We won't do any adjustment and assume the instrument is calibrated. Both axes of a theodolite are equipped with graduated circles that can be read out through microscopes. The vertical circle (the one associated with the horizontal axis!) should read 90° when the sight axis is horizontal. A theodolite, like the Level is mounted on a tripod by means of a forced centering plate or tribrach, containing three thumbscrews for rapid levelling. Before use, a theodolite must be placed precisely and vertically over the point to be measured.

Theodolites have different reading scales. A theodolite can read, depending on the accuracy,
a) degrees, b) degrees and minmutes or c) degrees, minutes and seconds. a) scale can read degrees & minutes b) scale can read degrees, minutes & seconds c) digital reading (electronically) reads degrees, minutes & seconds

Modern theodolites read the horizontal and vertical circles electronically and display readings digitally as in c) above.

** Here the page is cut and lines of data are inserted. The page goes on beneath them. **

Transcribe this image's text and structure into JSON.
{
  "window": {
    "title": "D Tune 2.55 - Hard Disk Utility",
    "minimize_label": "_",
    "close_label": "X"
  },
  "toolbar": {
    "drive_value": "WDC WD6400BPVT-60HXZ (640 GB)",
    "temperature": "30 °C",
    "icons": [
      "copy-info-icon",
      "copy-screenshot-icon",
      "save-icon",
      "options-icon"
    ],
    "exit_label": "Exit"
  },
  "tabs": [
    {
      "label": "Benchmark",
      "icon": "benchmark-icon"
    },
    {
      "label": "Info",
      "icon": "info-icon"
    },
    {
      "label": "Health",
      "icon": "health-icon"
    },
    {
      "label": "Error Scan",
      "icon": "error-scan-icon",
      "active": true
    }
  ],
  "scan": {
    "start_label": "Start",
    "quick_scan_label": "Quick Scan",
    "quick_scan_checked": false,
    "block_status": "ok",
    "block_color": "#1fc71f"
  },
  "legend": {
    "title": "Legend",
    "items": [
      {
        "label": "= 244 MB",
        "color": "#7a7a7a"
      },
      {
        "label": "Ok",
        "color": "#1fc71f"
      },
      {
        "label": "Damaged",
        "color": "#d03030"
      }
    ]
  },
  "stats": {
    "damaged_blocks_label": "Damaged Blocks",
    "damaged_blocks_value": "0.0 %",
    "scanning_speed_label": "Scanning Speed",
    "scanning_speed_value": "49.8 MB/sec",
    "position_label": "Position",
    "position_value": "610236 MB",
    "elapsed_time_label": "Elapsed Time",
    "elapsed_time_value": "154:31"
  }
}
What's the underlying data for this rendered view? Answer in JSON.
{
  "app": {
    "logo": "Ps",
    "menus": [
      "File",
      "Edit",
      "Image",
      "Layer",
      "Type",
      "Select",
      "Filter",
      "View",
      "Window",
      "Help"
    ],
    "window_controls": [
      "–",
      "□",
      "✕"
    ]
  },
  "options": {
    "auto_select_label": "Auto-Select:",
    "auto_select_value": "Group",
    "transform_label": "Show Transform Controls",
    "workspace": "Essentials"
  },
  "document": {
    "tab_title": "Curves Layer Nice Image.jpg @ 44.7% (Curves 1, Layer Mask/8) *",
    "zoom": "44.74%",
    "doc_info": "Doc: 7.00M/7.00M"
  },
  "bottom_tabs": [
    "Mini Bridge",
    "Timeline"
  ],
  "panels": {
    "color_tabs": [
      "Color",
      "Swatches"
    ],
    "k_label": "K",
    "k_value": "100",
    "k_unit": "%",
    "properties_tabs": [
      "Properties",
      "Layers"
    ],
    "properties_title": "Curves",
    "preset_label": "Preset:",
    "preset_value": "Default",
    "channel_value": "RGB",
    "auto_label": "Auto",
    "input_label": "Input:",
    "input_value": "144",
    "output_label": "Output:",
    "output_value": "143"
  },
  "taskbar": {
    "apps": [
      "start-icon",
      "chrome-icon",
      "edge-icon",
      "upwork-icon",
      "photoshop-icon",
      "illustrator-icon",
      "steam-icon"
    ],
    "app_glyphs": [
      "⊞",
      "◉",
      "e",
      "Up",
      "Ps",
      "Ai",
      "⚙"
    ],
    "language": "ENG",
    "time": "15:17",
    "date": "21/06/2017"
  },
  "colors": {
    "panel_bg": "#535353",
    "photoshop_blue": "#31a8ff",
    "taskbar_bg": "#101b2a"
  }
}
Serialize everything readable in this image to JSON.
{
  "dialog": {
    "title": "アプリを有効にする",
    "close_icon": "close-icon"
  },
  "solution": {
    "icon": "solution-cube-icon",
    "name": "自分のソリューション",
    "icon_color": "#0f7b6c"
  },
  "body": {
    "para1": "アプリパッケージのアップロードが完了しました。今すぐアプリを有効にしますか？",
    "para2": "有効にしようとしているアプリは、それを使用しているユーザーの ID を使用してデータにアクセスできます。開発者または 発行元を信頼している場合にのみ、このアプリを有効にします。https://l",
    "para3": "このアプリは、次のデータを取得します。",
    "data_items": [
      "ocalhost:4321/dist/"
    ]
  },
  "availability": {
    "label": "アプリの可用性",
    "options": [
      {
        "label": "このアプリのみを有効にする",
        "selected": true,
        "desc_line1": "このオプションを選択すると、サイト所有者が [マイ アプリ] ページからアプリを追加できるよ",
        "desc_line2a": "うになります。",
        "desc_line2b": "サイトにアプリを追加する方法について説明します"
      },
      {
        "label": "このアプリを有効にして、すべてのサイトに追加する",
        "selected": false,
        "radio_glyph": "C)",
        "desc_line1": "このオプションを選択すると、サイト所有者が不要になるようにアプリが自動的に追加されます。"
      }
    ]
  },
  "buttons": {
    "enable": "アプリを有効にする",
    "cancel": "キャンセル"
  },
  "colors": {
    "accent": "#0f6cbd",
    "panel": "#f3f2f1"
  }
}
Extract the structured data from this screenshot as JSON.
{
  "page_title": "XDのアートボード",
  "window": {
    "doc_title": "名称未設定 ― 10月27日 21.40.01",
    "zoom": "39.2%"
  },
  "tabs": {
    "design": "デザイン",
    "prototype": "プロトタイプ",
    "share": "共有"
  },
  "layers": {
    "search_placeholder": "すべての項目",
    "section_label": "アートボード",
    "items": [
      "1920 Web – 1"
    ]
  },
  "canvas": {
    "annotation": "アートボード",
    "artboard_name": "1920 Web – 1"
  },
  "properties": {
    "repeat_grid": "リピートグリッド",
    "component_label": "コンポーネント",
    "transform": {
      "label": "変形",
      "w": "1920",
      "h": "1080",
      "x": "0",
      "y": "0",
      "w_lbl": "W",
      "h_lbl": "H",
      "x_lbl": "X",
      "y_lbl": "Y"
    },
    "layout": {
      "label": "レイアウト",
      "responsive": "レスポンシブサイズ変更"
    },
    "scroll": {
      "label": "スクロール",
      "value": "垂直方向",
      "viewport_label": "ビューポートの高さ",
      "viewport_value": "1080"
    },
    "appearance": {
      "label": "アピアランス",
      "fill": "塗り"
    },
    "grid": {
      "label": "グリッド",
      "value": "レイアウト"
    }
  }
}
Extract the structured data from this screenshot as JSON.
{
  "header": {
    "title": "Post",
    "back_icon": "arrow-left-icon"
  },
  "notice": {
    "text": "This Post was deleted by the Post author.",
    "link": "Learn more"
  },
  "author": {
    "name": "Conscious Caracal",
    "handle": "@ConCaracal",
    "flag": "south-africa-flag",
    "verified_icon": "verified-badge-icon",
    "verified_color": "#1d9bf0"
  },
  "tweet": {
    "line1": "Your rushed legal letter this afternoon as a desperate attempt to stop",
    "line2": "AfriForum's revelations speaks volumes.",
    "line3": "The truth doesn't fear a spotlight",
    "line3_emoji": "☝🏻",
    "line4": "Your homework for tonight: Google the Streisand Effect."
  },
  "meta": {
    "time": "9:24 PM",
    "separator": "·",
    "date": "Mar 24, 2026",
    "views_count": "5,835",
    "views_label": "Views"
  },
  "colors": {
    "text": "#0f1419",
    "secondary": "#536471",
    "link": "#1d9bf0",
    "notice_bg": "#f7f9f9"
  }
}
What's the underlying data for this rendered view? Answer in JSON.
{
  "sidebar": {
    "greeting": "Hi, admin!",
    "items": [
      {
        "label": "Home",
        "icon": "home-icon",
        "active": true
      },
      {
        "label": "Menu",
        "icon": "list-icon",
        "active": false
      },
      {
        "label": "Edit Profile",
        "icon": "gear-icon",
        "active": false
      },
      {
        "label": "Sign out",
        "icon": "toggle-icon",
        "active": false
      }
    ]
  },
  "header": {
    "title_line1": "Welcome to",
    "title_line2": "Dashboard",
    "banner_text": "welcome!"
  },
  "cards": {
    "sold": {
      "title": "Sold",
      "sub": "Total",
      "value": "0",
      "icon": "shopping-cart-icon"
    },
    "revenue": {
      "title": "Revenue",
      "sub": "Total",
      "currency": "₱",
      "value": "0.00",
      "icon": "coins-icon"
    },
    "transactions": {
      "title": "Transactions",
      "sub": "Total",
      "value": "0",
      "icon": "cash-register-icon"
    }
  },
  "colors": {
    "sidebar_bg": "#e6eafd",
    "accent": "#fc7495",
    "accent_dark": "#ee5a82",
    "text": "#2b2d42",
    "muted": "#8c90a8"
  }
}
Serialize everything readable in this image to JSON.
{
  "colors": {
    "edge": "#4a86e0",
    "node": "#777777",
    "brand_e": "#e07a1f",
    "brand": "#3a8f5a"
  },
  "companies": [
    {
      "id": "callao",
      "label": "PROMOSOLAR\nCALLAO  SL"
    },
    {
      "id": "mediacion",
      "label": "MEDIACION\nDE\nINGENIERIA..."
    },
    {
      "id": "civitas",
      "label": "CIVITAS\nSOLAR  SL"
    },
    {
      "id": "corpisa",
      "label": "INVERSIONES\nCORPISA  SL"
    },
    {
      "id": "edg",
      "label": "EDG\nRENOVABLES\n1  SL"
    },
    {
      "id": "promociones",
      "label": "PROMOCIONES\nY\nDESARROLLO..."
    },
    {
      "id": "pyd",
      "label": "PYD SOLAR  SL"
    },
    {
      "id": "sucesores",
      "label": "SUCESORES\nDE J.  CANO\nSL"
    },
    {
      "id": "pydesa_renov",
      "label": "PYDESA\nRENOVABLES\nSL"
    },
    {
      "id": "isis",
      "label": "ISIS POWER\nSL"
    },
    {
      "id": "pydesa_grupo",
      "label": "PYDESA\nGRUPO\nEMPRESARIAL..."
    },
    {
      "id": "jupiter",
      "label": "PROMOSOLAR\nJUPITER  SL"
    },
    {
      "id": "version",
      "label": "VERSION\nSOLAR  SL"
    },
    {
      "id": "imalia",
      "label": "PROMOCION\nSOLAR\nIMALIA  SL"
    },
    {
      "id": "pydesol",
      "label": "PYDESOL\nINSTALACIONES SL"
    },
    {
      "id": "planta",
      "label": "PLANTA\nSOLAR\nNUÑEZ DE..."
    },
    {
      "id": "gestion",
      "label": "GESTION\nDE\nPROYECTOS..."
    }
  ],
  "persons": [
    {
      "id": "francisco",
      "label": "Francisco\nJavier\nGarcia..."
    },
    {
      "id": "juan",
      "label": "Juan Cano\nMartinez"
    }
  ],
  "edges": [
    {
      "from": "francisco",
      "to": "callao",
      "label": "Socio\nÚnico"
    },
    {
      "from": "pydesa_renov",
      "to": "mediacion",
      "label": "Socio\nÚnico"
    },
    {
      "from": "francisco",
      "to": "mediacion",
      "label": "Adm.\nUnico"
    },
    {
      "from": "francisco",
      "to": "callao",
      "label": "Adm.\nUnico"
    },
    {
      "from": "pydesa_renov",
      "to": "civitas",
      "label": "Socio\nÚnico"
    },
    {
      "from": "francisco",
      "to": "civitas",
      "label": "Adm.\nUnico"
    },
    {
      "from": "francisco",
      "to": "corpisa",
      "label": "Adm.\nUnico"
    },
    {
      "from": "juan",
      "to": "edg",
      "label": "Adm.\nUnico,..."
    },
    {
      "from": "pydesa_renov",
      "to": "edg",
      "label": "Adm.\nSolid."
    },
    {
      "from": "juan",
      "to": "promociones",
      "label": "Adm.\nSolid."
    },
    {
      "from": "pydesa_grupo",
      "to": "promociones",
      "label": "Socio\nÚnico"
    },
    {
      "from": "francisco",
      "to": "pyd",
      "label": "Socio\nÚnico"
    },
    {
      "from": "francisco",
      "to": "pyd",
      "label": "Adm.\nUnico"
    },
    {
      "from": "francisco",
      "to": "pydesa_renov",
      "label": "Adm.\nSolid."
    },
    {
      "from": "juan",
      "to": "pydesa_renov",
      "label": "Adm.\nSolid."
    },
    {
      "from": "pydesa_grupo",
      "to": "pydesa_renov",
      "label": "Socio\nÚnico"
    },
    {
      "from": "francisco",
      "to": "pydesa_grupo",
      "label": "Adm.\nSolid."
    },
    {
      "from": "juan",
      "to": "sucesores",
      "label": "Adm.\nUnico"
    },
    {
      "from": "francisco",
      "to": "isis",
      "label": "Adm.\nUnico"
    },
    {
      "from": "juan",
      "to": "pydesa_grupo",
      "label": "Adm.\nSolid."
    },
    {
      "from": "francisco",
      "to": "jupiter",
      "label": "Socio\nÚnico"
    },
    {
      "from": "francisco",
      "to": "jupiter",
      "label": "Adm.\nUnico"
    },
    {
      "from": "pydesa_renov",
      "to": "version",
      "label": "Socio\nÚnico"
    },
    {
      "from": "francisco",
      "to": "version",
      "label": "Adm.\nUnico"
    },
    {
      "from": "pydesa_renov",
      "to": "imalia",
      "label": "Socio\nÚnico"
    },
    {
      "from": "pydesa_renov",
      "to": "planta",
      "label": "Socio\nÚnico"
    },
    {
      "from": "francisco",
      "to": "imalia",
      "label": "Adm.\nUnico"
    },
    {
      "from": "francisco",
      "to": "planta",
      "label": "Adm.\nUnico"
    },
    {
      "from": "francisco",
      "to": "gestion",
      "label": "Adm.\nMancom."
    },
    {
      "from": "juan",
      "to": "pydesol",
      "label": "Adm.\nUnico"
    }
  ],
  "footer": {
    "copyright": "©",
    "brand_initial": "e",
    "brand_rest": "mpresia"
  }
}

How to read the micro-scales on the Sokkia Theodolite The opposite figure shows a typical view through the microscope eye piece. The microscope eyepiece is located adjacent (right) to the telescope eye piece. Two set of parallel lines (0° and 360°} are seen in the H window. If the observed reading in the H-window is 245° sitting between 50' and 60' divisions you need to turn the mircometer knob until the parallel 245° lines are biseced by the 50' line as shown in figure. Then the window above the H window will shows in the top row the minute and below the seconds. The final reading as shown in the figure is 245° 53' 18". (The seconds reading is scaled and not precise.)
The vertical circle (V-window) is read in a similar manner.

Using the Vertical Angles and the distances to determine the height.
The measured vertical angle combined with the distance to any object can be used to determine the height of an object. Most modern theodolites will automatically set the reference direction for the vertical circle once the theodolite is leveled. Zero degrees for the vertical circle is usually set at the zenith (vertically above the theodolite) and the telescpoe reading is 90° when it is horizontal. The vertical angle is then the angle from the zenith down to the line of observation. Points on equal elevation (horizontal plane) to the theodolite will therefore be at 90 degrees. Basically the precision for our vertical angle measurement will determine the accuracy of measured positions.

Procedures to measure vertical and horizontal angles Aim at the first specified corner of the building and zero the horizontal circle reading. Readings for horizontal angles should be either in a clock wise or anti clock wise direction. Do not change directions and close the cirle at 360°. Then read the vertical angles (angle of elevation & angle of depression) to determine the height of the corner of the building. Make sure the sighting points are verticle above each other. After that sight the next specified corner and read the horizontal angle, and note the reading of the vertical angles.The horizontal distance between all specified building corners must be exactly measured. (Note the distance to angle A is different to angle A.) Continue reading horizontal and vertical angles as well as distance measures until the specified corners of all buildings are completed.

Height calculations
We use the tan-function to calculate the height. As shown in the figure above the height is determined by measuring two angles (angle of elevation & angle of depression). To calculate the Height A multiply the horizontal distance on for your first height reading by the tan of the related angle.

Height A = horizontal distance x tan 90°- A°

Height B = horizontal distance x tan B°- 90°

Now add both distances together. Add this measurent to the known reduced level (RL) at the bottom to obtain the new height level (RL gutter or fascia) at the top.

Make up a template for recording angles and measurements.

The reading precision of the instrument and the accuracy of your angle reading and horizontal measured distance will determine the correct height distance.